Je me demande de manière plus générale si ''service divin'' peut rimer avec ''bonheur et kiff'' ; j'imagine que oui, mais peut être n'a-t-on pas la même notion de ce qu'est un ''kiff''.
Toutes ces réflexions m'ont profondément perturbé je dois le dire, m'amenant à me questionner sur le sens de ce monde, de cette vie. Je n'arrive pas à comprendre pourquoi nous avons été créés, pourquoi le monde a été créé. J'ai lu diverses réponses mais aucune ne m'a vraiment convaincu : certaines disant que D.ieu avait de l'amour à donner (mais donc ça sous-entendrait un besoin ?), d'autres que nous sommes là pour révéler la gloire de D.ieu dans ce monde (mais à quoi ça rime ???).
Bref, je me sens perdu.
J'ai aussi l'impression qu'il n'y a pas de bonheur dans ce monde et ça me déchire de constater cela, (ou alors il est très bien caché et je ne sais pas comment l'atteindre !)
Pour revenir au dilemme, j'aimerais bien pouvoir m'amuser et profiter de ma vie, tout en servant D.ieu, mais je ne sais pas si c'est compatible. Ça me paraît très dur d'étudier toute la journée toute ma vie, et ce n'est pas vraiment ce que je veux, bien que j'aie envie de me rapprocher de D.ieu !
J'ai entendu que pour les personnes plus pratiquantes, leur kiff, c'est justement d'étudier du matin jusqu’au soir tous les jours, mais honnêtement ce n'est pas mon cas. De même, il semble qu'elles réussissent à considérer ce monde seulement comme un couloir vers le monde futur (et de ce fait, n'attendent pas beaucoup de ce monde) mais je ne sais pas si je serai capable d'un tel niveau, ni même si j'en aurai l'envie.
Bref, j'ai envie de vivre, de profiter, tout en réalisant un bon service Divin, et de comprendre le sens de ce service et de notre présence dans ce monde.
J'ai conscience que tout ça est très très flou, et ça l'est d'autant plus dans ma tête je dois l'avouer… C'est pourquoi je vous serais sincèrement reconnaissant si vous réussissiez à m'éclairer un tant soit peu.
Réponse du Rav Daniel Scemama :
Chalom Raphaël,
Je tiens, à titre d’introduction, à te faire savoir que tu es quelqu’un de courageux, fort dans tes choix, et profond dans ta recherche, ce qui peut t’amener loin.

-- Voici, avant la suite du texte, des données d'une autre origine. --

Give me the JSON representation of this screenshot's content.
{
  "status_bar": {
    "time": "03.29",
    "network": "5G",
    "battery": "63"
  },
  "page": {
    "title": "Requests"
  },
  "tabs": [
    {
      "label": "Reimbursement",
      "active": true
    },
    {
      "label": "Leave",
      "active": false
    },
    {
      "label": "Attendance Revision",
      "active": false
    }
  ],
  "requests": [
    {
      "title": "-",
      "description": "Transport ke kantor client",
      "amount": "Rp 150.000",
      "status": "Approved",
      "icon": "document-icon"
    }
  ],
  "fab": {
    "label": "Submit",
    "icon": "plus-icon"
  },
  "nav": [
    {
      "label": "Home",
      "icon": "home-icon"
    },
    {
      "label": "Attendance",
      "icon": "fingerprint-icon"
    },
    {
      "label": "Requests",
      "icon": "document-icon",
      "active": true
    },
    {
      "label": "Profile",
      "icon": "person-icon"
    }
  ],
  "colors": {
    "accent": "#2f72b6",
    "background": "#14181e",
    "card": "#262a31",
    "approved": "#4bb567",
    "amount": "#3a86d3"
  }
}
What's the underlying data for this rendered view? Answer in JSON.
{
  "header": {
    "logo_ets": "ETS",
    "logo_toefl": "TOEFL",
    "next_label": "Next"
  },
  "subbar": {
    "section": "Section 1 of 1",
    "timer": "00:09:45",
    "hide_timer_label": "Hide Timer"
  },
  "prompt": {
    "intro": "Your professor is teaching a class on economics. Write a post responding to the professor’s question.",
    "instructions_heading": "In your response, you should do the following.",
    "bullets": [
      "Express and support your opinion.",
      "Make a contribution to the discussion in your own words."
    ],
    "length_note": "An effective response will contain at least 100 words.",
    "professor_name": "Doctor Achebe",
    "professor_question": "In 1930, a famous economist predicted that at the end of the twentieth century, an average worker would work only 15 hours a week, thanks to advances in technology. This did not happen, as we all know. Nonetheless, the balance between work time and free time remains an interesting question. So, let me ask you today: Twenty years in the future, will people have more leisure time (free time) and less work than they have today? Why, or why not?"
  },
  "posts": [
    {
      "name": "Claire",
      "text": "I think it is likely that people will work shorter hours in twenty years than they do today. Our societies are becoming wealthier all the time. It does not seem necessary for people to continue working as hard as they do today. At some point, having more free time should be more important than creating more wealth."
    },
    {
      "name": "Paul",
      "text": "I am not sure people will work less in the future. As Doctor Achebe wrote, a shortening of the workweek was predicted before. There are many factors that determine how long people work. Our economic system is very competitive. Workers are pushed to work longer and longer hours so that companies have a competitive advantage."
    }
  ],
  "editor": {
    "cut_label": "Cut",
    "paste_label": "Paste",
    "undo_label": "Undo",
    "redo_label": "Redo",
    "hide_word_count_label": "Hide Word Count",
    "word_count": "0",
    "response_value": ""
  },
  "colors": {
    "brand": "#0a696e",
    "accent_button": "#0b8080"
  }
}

Si l’on peut résumer les problèmes soulevés :
- Tu souffres de tes choix religieux, bien que tu les assumes. Tu voudrais kiffer comme tes camarades de classe, tout en respectant la loi juive, mais tu ne vois pas de quelle façon cela est possible.
- Tu te demandes s’il existe un bonheur dans ce monde. En tous les cas, tu ne le perçois pas dans le cadre de la Torah, si ce n’est en se déconnectant de ce monde, en partant étudier à plein temps la Torah, en aspirant à ne profiter du fruit de ce labeur que dans le monde futur, et non dans ce monde ; démarche qui ne te parle pas personnellement.
- Enfin, malgré le fait que tu tiennes à respecter la Torah et cherches à progresser, tu aimerais bien comprendre le sens de la vie, les desseins de D.ieu dans Sa création.
Commençons par le début :
D.ieu nous a créés en assemblant en nous deux forces contraires : une matérielle, qui désire tous les plaisirs de ce monde et l’autre spirituelle qui, elle, n’aspire qu’à de la spiritualité. Celui qui écoute ses pulsions physiques et les satisfait en ressent du plaisir, des ''kiffs'' pour reprendre tes termes. Seulement il ne peut ressentir de véritable bonheur dans la mesure où son âme n’y trouve pas son compte. Si lorsqu'on est jeune, on arrive à étouffer cette voix de la conscience et ''s’éclater'', très vite on ressent un sentiment de vide existentiel qui ne nous laisse pas tranquille.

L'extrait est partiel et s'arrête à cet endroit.